Vivons dans la Lumière de l’Amour
Pourquoi allons-nous vénérer la croix, frères et sœurs ? Pourquoi en avons-nous certainement installé dans nos maisons et nos appartements, aux côtés des rameaux bénis que nous avons ramené de la messe dimanche dernier ? Pourquoi cette vénération pour cet instrument de supplice, le plus cruel que les Romains employaient, eux qui n’étaient pas précisément des enfants de cœur ? Les premiers Chrétiens, eux, ne représentaient pas le Christ en croix, ils le représentaient plutôt comme un jeune berger ou comme un poisson, comme on peut le voir dans les catacombes. Mais à partir du IV° siècle, la croix est devenue le symbole même de notre Foi. Pourquoi ? Parce qu’elle symbolise une double victoire, celle de l’Amour sur la haine, et celle de la Vie sur la mort. Le Fils de Dieu nous a témoigné son Amour en nous donnant sa vie, et le Père lui a témoigné son Amour en le ressuscitant des morts. Cette double victoire, nous pouvons la résumer en une seule : la victoire de la Lumière sur les ténèbres. Une victoire est d’autant plus belle et précieuse qu’elle est acquise sur un adversaire puissant. Aussi, pour commencer, nous allons voir comment les forces des ténèbres, au début, ont été fortes et ont semblé l’emporter. Puis, nous verrons comment les forces de la lumière ont préparé discrètement leur victoire, que nous célébrerons demain.

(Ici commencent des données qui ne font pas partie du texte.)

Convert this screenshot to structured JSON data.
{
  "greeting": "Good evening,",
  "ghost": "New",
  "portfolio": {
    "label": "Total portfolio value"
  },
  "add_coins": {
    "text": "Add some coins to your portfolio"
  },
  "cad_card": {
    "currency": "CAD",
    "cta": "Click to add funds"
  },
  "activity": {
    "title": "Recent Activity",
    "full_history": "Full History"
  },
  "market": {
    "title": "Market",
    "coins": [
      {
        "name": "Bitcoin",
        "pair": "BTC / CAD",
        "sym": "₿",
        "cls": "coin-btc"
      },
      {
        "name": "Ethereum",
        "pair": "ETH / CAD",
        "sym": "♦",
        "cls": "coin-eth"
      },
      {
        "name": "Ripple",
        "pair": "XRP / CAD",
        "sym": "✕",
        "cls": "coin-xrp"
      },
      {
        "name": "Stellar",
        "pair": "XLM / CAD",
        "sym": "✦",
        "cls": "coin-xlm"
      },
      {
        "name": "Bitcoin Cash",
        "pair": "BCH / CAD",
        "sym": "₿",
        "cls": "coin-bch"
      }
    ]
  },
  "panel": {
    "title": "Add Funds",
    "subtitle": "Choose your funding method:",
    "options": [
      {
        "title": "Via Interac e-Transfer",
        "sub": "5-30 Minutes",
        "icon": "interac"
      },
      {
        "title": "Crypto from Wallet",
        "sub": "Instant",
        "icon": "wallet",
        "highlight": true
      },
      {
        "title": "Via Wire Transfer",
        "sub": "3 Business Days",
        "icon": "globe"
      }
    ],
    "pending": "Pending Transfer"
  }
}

« L’obscurité se fit dans tout le pays jusqu’à trois heures, car le soleil s’était caché. » L’obscurité qui enveloppe la Palestine, au moment où le Christ est en agonie, n’est pas seulement atmosphérique. Elle est aussi spirituelle. Oui, vraiment, ce moment de l’histoire humaine est sombre. Le Fils de Dieu a d’abord sué « comme des gouttes de sang » à Gethsémani, tant son angoisse était grande devant sa souffrance et sa mort à venir. Il est maintenant en train de mourir, crucifié comme un malfaiteur. Comment les foules, qui l’ont acclamé avec leurs rameaux comme le Messie lors de son arrivée à Jérusalem, ont-elles pu finir par vociférer « crucifie-le, crucifie-le » quelques jours plus tard ? Comment Judas, qui a été choisi par Jésus et a été l’un de ses compagnons de vie pendant trois ans, a-t-il pu le trahir ? Comment Pierre, qui a été désigné par Jésus comme le chef des disciples, a-t-il pu le renier trois fois ? Comment Pilate et Hérode, représentants de la justice, ont-ils pu l’abandonner à l’injustice ? Comment les chefs du peuple, qui devaient guider le peuple vers le Messie, ont-ils pu être aussi aveugles ? Comment les soldats, qui devaient maintenir l’ordre, ont-ils pu maltraiter et railler aussi cruellement un homme sans défense ? Autant de questions qui restent sans réponses… ou plutôt, que l’on ne peut expliquer que par le mystère du mal. Après avoir été vaincu par Jésus dans le désert, au début de son ministère, le démon s’était éloigné de lui « jusqu’au moment fixé » (Lc 4,13). Ce moment, nous y sommes parvenus, c’est celui de la Passion. Le démon est entré en Judas, et il agit à travers tous les personnages cités, avec leur complicité. Au désert, le diable avait incité Jésus à échapper à la souffrance et à réaliser des prodiges. Ici encore, il l’incite dans le même sens. C’est d’abord Pierre lui-même qui se sert de son épée pour le défendre. C’est ensuite Hérode qui espère le voir réaliser un miracle. Puis ce sont les chefs des prêtres, les soldats, et même l’un des autres condamnés, qui se moquent de lui en le défiant de se sauver lui-même au moment où il est sur la croix… Tous coopèrent par leur péché à l’obscurcissement de la terre.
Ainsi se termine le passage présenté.